La meccanica, settore trainante del tessuto industriale dell’Alto Vicentino, è tra quelli che più soffrono l’attuale difficile congiuntura economica che sta rallentando la manifattura nazionale ed europea. Domanda nazionale e internazionale contratta, produzione in calo da oltre un anno, portafogli ordini in sofferenza, prospettive di ripresa incertissime. E costi energetici ancora molto elevati, soprattutto per l’Italia a confronto con i principali Paesi industriali europei e ancora più a confronto con le due grandi potenze economiche mondiali Cina e Stati Uniti.
Le difficoltà della manifattura, specialmente per la meccanica, si sono palesate con grande evidenza non solo nei numeri dell’analisi congiunturale, ma anche nelle dichiarazioni pubbliche così come nelle conversazioni tra gli imprenditori in platea in occasione dell’Assemblea generale provinciale 2024 di Confindustria Vicenza tenutasi il 4 ottobre a Trissino. Intitolata, non a caso, “Industria Ultima Chiamata”. Cioè un appello fortissimo alle istituzioni, italiane e Ue, a cambiare registro. Soprattutto sul Green Deal per la transizione energetica e ambientale, che così non va perché rischia di affossare definitivamente la competitività della manifattura nazionale ed europea.

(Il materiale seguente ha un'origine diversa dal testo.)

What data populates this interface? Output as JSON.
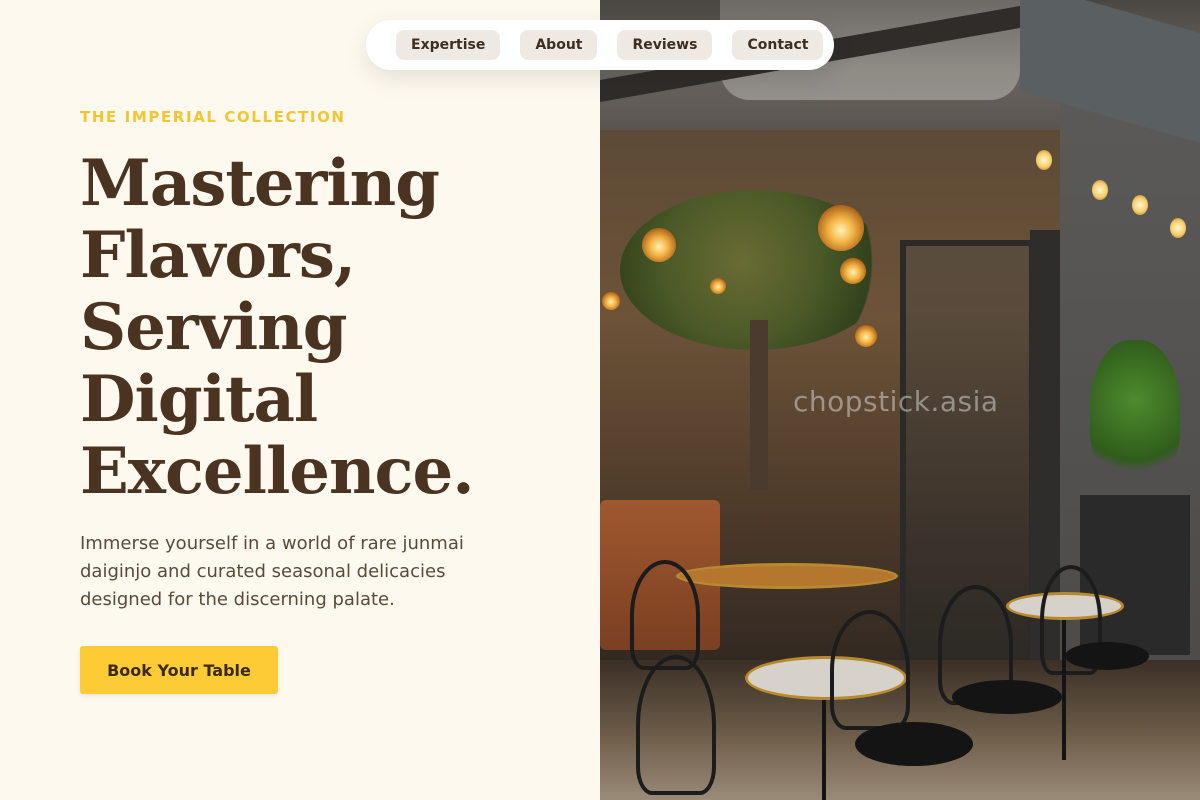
{
  "nav": {
    "items": [
      {
        "label": "Expertise"
      },
      {
        "label": "About"
      },
      {
        "label": "Reviews"
      },
      {
        "label": "Contact"
      }
    ]
  },
  "hero": {
    "eyebrow": "THE IMPERIAL COLLECTION",
    "headline_lines": [
      "Mastering",
      "Flavors,",
      "Serving",
      "Digital",
      "Excellence."
    ],
    "description": "Immerse yourself in a world of rare junmai daiginjo and curated seasonal delicacies designed for the discerning palate.",
    "cta_label": "Book Your Table"
  },
  "photo": {
    "watermark": "chopstick.asia"
  },
  "colors": {
    "background": "#fdf9ee",
    "accent": "#f3c531",
    "button": "#fccb36",
    "headline": "#4b3322",
    "body_text": "#5a4a3c"
  }
}
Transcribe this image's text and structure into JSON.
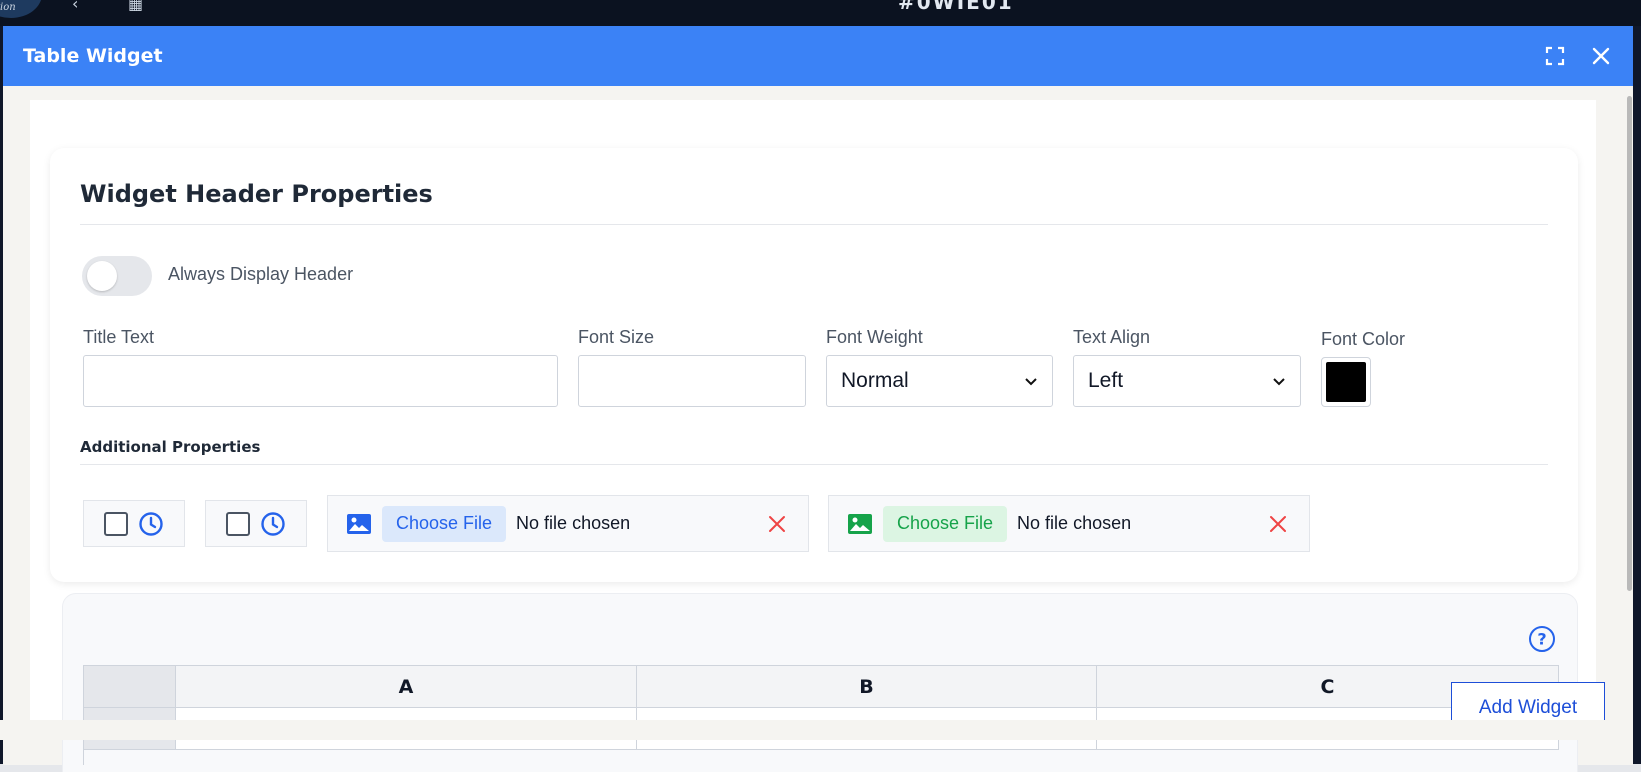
{
  "background": {
    "logo_text": "ion",
    "title": "#0WIE01"
  },
  "modal": {
    "title": "Table Widget"
  },
  "header_properties": {
    "title": "Widget Header Properties",
    "toggle_label": "Always Display Header",
    "toggle_on": false,
    "title_text_label": "Title Text",
    "title_text_value": "",
    "font_size_label": "Font Size",
    "font_size_value": "",
    "font_weight_label": "Font Weight",
    "font_weight_value": "Normal",
    "text_align_label": "Text Align",
    "text_align_value": "Left",
    "font_color_label": "Font Color",
    "font_color_value": "#000000"
  },
  "additional": {
    "title": "Additional Properties",
    "file1": {
      "button": "Choose File",
      "status": "No file chosen",
      "accent": "#2563eb",
      "button_bg": "#dbe8fb"
    },
    "file2": {
      "button": "Choose File",
      "status": "No file chosen",
      "accent": "#16a34a",
      "button_bg": "#dcf5e3"
    }
  },
  "table": {
    "columns": [
      "A",
      "B",
      "C"
    ]
  },
  "actions": {
    "add_widget": "Add Widget"
  },
  "colors": {
    "header_blue": "#3b82f6",
    "clock_blue": "#2563eb",
    "clear_red": "#ef4444"
  }
}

La situazione per la zona dell’Alto Vicentino la tratteggia Silvia Marta, presidente del relativo Raggruppamento di Confindustria Vicenza: «Sono in difficoltà meccanica e meccatronica per il forte rallentamento dei mercati, quelli esteri ancora più di quello nazionale. In particolare si risente molto della situazione negativa della Germania. Soffrono di più i componentisti che fanno grandi volumi di prodotti standard, e soprattutto tra le grandi aziende aumentano le richieste di cassa integrazione. Mentre chi fa produzioni customizzate e speciali riesce ancora a lavorare bene. In Italia, poi, sinora le misure di Industria 5.0 per favorire gli investimenti in tecnologie per la transizione energetica e digitale non hanno minimamente replicato i risultati di Industria 4.0. È in difficoltà anche il tessile-abbigliamento – aggiunge Marta, che è amministratore delegato di Siggi Group di San Vito di Leguzzano che produce indumenti da lavoro – e sono in piena recessione i settori del packaging e della grafica. Mentre l’alimentare ha il problema del costo delle materie prime a causa dei problemi climatici che colpiscono i raccolti in varie parti del mondo. Si salvano i settori della farmaceutica e alcune nicchie, come per esempio il pet food».
Le imprese vicentine sentono molto il forte rallentamento dell’economia tedesca. A partire dalle subforniture meccaniche per automotive, elettrodomestici, macchinari. «Non ce la faccio a festeggiare il fatto che il nostro PIL, che non cresce nemmeno dell’1%, performa meglio di quello della Germania. Non è una partita di calcio, non è una sfida che se perdi tu, vinco io», ha dichiarato nella sua relazione dal palco la presidente di Confindustria Vicenza, Laura Dalla Vecchia. «Nel 2023 Vicenza ha avuto, con la Germania, una bilancia commerciale positiva per oltre un miliardo di euro, esportandone 2,7. Nei primi 6 mesi di quest’anno, l’export verso la Germania è calato a 2 cifre: -12%. Il commercio internazionale – ha proseguito Della Vecchia, imprenditrice presidente dell’azienda scledense Polidoro Spa che produce bruciatori a gas e scambiatori di calore – anche è in frenata e i modelli di business che su essi traggono prosperità sono in pericolo. Ma è la bilancia commerciale positiva con l’estero che tiene in piedi i conti pubblici d’Italia, che regge il nostro, stato sociale: la sanità, la scuola, le infrastrutture, per non parlare della spesa e dei mutui con cui ognuno ha a che fare tutti i giorni».
Da qui l’appello di Dalla Vecchia a tutelare gli interessi dell’industria in Europa facendo squadra: «Eventualmente l’avversario sta fuori, di là dal confine blu con le stellette. L’Europa ha bisogno di un’inversione di marcia decisa. La BCE, riducendo il tasso d’interesse, ha già iniziato a dare un timido esempio, anche se con ritardo. Questo è cruciale per incentivare gli investimenti. Ora è il turno della Commissione europea, che finora ha causato molti danni e rischia di causarne ancora se non interviene con prontezza. In primis sul Green Deal».